Dimana Dia Berada
Sudah sejak lama saat ruang itu ditinggalkan penghuninya. Aku sempat berlama-lama berselancar di ruangannya. Ruang yang digunakan pemiliknya sebagai sebuah tempat berekspresi menorehkan semua kebisaannya dalam mengotak atik tampilan ruang tersebut sehingga sedap dipandang mata dan mengisinya dengan berbagai macam informasi yang berguna.Dari ruang tersebut pemiliknya sempat menyabet penghargaan dari kontes mempermak ruangan curahan hati pribadi. Aku tidak tahu persisnya apa.

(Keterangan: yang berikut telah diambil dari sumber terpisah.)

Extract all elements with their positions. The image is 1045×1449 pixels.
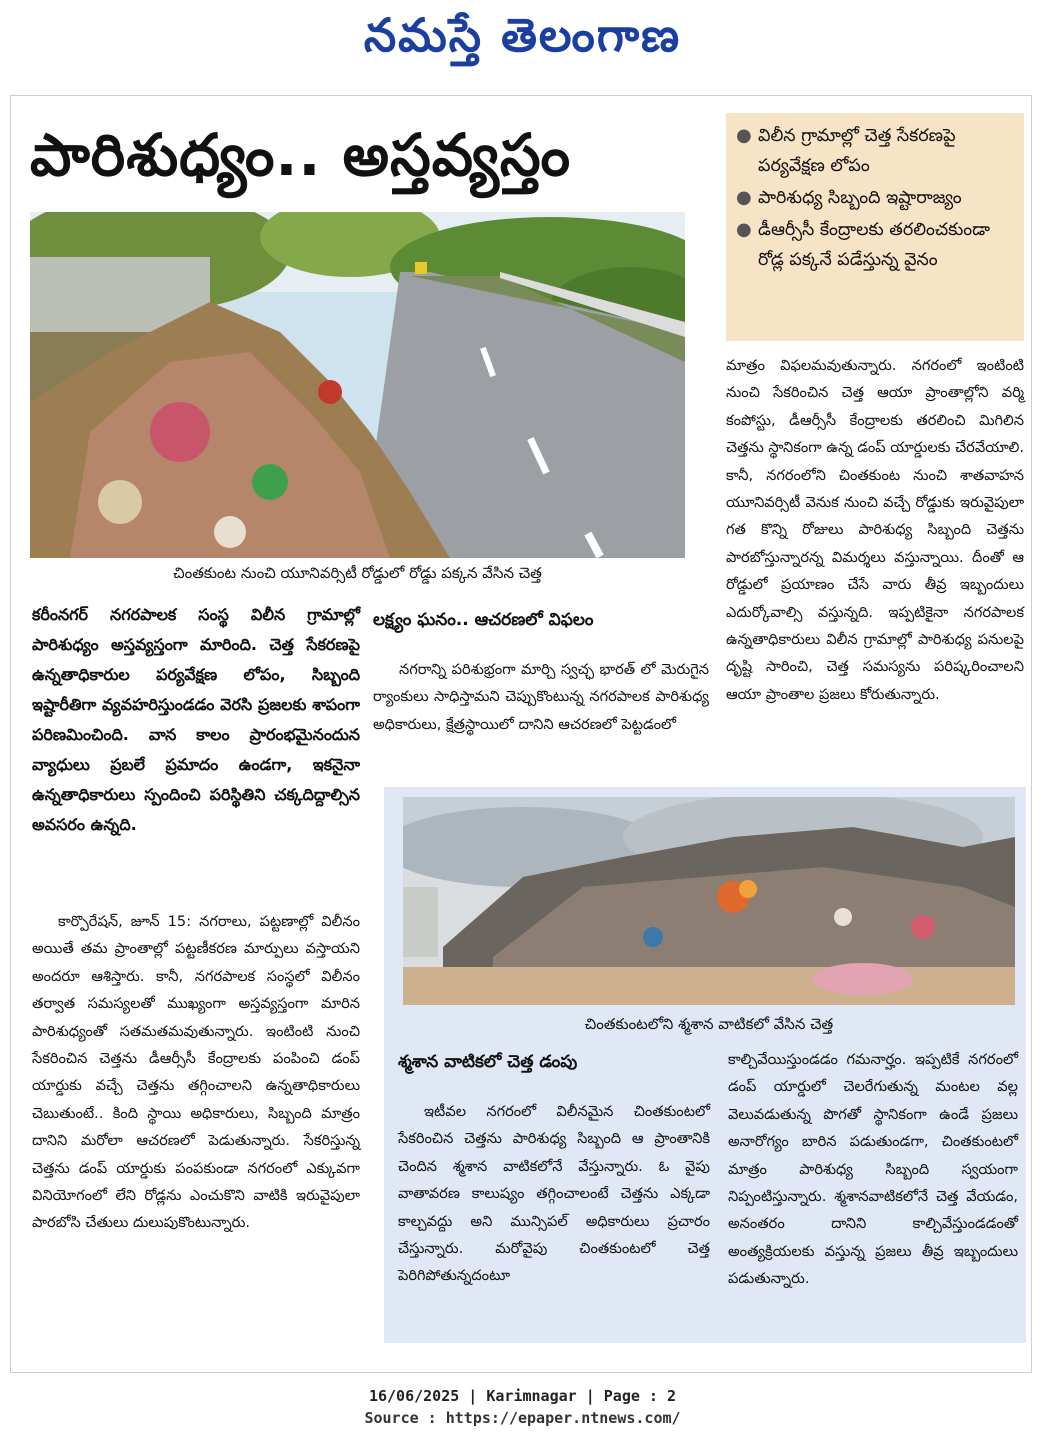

Tapi dari informasi yang mampir di telingaku, begitulah kira-kira. Sebuah kebanggaan dan pencapaian yang patut diacungi dua jempol.
Bagi ku pribadi, ruangan itu lah yang menghantarkan ku mengenalnya lebih dekat. Ada nuansa kesederhanaan, teduh, nyaman, dan sikap rendah hati terpancar jelas dari pribadi si pemilik. Ternyata apa yang ku tangkap tak berbeda dengan aslinya. Dia adalah sosok lelaki yang pernah ku kagumi, meski ia juga memiliki kekurangan layaknya manusia lainnya. Aku masih ingat betul bagaimana ia dengan bangganya menunjukkan kebolehannya mengubah ruangan tersebut. Dan aku sengaja menjawabnya datar, ”biasa aja pun”, sambil cekikikan dalam hati. Mungkin sampai hari ini dia tidak tahu bahwa aku sangat mengapresiasi apa yang ia lakukan. Selama waktu itu, entah berapa kali ia meng-make over ruangannya.
Dari ruangannya aku terinspirasi untuk menulis, membaca, bergaul dengan orang-orang yang ada di dunia maya, bahkan aku terdorong untuk mencetak prestasi seperti yang ia lakukan. Tentunya dari ruangan milikku, ruangan yang ia ciptakan untukku.
Namun sekarang, ruangan itu kusam. Tak terurus, tidak up to date, ketinggalan dari zaman yang terus berlari kencang. Informasi yang ada pun usang termakan usia. Ruangan itu ditinggal begitu saja oleh sang pemilik. Kemana dia? Kemana orang yang menginspirasi banyak orang dengan tulisannya. Dan aku tidak sendiri mencari-cari keberadaannya. Begitu banyak pesan dari teman-temannya atau sekedar pengagum keahliannya yang merasa kehilangan. Coverboy di dunia maya, begitu klaim mu. Aneh jika ia meninggalkan sesuatu yang sangat ia sayangi. Lebih dari apapun. Ia tahan berlama-lama dihadapan kotak ajaib. Lebih tahan ketimbang menghabiskan waktu dengan orang terkasihnya, mungkin.
Pertanyaan ku tentang keberadaannya ku harap tidak diinterpretasikan macam-macam. Apa yang pernah kami jalani dulu biarlah hanya jadi cerita masa lalu. Tapi jika aku boleh mengutip sebait syair lagu Lyla ”aku lah serpihan kisah masa lalumu/ yang sekedar ingin tahu keadaanmu//”. Ku harap kau baik-baik saja. Aku menunggu kehadiranmu di ruangan itu. Dengan segenap prestasi dan kebolehanmu.